Publié en 1898 et traduit en français en 1900 seulement, le célèbre roman d’anticipation du Britannique H. G. Wells raconte l’invasion de la Grande-Bretagne par des extraterrestres en provenance de Mars. L’histoire, supposée se dérouler en 1894, débute par l’observation de nombreuses explosions incandescentes à la surface de la planète rouge, suivie par une pluie de météores, puis, quelques jours plus tard par l’arrivée de premiers objets cylindriques non identifiés qui s’écrasent sur Terre.
Il en sort d’étranges machines à trois pieds, pourvues d’un rayon ardent et d’un gaz toxique qui ravagent tout sur leur passage. L’armée est rapidement débordée et les populations terrorisées s’enfuient dans un monde devenu chaotique, traqués par les créatures martiennes tentaculaires qui pompent le sang des rescapés tandis qu’une herbe rouge se répand en étouffant toute végétation.
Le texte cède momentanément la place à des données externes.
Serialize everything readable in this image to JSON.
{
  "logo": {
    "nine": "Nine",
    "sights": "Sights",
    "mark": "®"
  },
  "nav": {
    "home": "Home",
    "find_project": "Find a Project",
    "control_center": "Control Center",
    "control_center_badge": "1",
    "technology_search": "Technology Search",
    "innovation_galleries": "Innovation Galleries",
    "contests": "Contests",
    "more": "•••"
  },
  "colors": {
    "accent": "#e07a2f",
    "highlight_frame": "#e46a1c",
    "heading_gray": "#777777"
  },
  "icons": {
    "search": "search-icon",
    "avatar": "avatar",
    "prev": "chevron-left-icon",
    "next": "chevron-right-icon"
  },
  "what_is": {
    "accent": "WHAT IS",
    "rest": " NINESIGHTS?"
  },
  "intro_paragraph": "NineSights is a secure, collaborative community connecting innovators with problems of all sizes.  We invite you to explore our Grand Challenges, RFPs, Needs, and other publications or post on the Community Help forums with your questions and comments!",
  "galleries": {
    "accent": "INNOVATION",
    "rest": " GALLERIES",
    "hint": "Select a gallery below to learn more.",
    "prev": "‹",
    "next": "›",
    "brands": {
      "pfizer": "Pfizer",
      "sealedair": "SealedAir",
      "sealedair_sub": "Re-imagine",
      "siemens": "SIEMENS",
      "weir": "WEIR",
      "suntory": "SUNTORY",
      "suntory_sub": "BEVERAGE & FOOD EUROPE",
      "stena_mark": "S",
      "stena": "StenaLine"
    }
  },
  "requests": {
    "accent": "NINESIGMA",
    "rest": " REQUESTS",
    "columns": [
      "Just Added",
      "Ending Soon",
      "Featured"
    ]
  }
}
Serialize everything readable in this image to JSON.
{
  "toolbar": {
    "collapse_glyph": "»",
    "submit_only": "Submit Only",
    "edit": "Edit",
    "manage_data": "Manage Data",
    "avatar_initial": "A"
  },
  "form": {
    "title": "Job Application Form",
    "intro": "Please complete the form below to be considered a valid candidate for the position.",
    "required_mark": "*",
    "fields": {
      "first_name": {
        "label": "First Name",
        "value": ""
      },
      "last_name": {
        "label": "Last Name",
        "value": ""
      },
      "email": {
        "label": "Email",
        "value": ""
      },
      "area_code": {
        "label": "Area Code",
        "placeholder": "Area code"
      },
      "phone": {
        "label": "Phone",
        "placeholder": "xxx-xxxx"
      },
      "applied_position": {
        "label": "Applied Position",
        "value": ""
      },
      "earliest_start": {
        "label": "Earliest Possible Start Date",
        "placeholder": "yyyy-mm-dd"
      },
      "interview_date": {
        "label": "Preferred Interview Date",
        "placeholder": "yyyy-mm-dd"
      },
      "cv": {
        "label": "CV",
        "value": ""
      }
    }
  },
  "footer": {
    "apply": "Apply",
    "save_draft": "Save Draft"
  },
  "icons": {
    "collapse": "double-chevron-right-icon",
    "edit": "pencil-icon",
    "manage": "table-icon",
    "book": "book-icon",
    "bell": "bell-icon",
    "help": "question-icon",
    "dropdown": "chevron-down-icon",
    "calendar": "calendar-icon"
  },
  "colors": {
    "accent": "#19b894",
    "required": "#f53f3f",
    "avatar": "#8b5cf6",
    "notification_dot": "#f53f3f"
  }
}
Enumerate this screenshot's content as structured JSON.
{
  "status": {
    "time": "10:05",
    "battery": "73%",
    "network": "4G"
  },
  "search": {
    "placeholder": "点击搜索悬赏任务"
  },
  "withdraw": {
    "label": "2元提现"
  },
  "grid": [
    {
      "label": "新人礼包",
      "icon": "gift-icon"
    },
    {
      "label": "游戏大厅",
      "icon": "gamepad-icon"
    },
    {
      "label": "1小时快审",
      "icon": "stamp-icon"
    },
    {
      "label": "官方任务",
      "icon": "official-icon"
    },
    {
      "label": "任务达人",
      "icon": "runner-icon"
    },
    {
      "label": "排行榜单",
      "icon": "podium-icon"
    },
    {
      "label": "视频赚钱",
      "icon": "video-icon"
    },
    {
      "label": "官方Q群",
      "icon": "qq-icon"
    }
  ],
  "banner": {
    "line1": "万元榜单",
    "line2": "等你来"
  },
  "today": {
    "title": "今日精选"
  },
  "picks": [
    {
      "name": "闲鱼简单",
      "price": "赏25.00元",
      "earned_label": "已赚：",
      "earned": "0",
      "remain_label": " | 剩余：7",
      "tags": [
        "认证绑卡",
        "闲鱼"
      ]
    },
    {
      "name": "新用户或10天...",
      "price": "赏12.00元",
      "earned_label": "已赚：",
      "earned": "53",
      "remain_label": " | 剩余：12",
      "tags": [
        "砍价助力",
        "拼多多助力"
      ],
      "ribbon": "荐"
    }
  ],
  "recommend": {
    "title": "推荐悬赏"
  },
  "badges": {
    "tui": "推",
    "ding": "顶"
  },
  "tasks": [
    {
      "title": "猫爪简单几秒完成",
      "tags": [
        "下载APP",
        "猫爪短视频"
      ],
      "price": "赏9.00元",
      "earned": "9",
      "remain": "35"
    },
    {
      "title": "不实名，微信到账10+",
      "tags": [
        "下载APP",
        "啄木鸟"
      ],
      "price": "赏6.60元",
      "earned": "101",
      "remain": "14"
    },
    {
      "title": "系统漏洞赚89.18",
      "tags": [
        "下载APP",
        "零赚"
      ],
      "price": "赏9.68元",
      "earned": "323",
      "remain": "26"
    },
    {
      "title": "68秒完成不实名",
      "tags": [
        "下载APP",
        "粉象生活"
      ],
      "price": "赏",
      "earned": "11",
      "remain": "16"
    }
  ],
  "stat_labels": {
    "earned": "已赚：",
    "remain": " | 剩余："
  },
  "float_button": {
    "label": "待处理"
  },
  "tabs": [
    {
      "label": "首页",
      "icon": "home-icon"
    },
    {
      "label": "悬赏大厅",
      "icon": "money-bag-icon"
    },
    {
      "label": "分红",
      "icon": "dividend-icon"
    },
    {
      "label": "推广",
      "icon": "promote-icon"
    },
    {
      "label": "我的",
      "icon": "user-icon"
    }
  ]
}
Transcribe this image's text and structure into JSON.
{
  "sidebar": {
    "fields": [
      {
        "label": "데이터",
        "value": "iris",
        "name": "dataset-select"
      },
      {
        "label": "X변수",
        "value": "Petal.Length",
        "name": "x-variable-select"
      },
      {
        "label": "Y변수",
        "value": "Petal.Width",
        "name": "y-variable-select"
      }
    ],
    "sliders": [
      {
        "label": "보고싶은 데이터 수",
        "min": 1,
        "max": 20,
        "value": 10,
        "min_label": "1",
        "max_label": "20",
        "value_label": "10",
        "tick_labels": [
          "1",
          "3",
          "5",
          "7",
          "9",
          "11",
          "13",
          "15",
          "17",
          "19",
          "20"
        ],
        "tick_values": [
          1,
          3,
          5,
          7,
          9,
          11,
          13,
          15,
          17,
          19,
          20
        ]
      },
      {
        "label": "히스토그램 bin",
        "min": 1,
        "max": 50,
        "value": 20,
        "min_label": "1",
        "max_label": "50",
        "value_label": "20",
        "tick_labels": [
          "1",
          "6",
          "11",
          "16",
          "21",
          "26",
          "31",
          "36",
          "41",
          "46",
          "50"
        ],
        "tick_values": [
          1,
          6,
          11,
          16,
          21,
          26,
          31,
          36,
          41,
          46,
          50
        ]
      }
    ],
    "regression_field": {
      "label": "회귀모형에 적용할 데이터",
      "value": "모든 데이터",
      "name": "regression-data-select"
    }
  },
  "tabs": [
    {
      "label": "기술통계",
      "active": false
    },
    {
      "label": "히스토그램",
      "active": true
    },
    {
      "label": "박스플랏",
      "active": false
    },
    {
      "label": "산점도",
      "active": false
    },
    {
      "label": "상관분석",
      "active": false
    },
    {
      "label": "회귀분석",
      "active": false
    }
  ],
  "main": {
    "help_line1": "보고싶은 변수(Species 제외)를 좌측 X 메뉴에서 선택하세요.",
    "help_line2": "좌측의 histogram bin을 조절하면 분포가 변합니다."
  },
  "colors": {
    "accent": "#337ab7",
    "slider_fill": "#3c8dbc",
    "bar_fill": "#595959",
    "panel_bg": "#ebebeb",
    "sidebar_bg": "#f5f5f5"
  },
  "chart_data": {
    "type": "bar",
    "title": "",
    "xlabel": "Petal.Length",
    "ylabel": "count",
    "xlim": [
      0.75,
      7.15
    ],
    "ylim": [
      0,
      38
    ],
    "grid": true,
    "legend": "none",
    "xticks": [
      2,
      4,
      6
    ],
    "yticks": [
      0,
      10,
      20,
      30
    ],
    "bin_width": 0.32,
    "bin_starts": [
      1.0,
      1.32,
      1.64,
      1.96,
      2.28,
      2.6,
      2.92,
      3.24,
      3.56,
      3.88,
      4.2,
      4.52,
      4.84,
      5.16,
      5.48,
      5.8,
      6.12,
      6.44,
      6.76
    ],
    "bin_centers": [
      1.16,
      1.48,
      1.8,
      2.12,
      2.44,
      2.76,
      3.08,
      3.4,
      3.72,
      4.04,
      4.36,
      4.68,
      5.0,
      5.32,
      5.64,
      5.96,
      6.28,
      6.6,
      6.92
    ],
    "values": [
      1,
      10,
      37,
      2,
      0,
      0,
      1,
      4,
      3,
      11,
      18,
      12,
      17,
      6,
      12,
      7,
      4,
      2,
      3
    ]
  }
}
Un vrai cauchemar, jusqu’à s’apercevoir que les envahisseurs martiens ont fini par succomber aux microbes terrestres, venus malgré eux aux secours d’une humanité en déroute…
Une histoire, mainte fois reprise et adaptée, y compris par le réalisateur Steven Spielberg en 2005, et par bien d’autres depuis, qui, dans le contexte de l’époque, était une manière pour l’auteur d’attirer l’attention sur la vulnérabilité de l’Empire britannique, alors au sommet de sa gloire, et dont l’emprise territoriale et économique s’étendait sur toute la planète.
C’est évidemment en référence à cette œuvre littéraire devenue un grand classique, que le géopoliticien français, Bruno Tertrais, vient de titrer son dernier ouvrage, publié en octobre 2023 aux éditions de l’Observatoire, La guerre des mondes – Le retour de la géopolitique et le choc des empires…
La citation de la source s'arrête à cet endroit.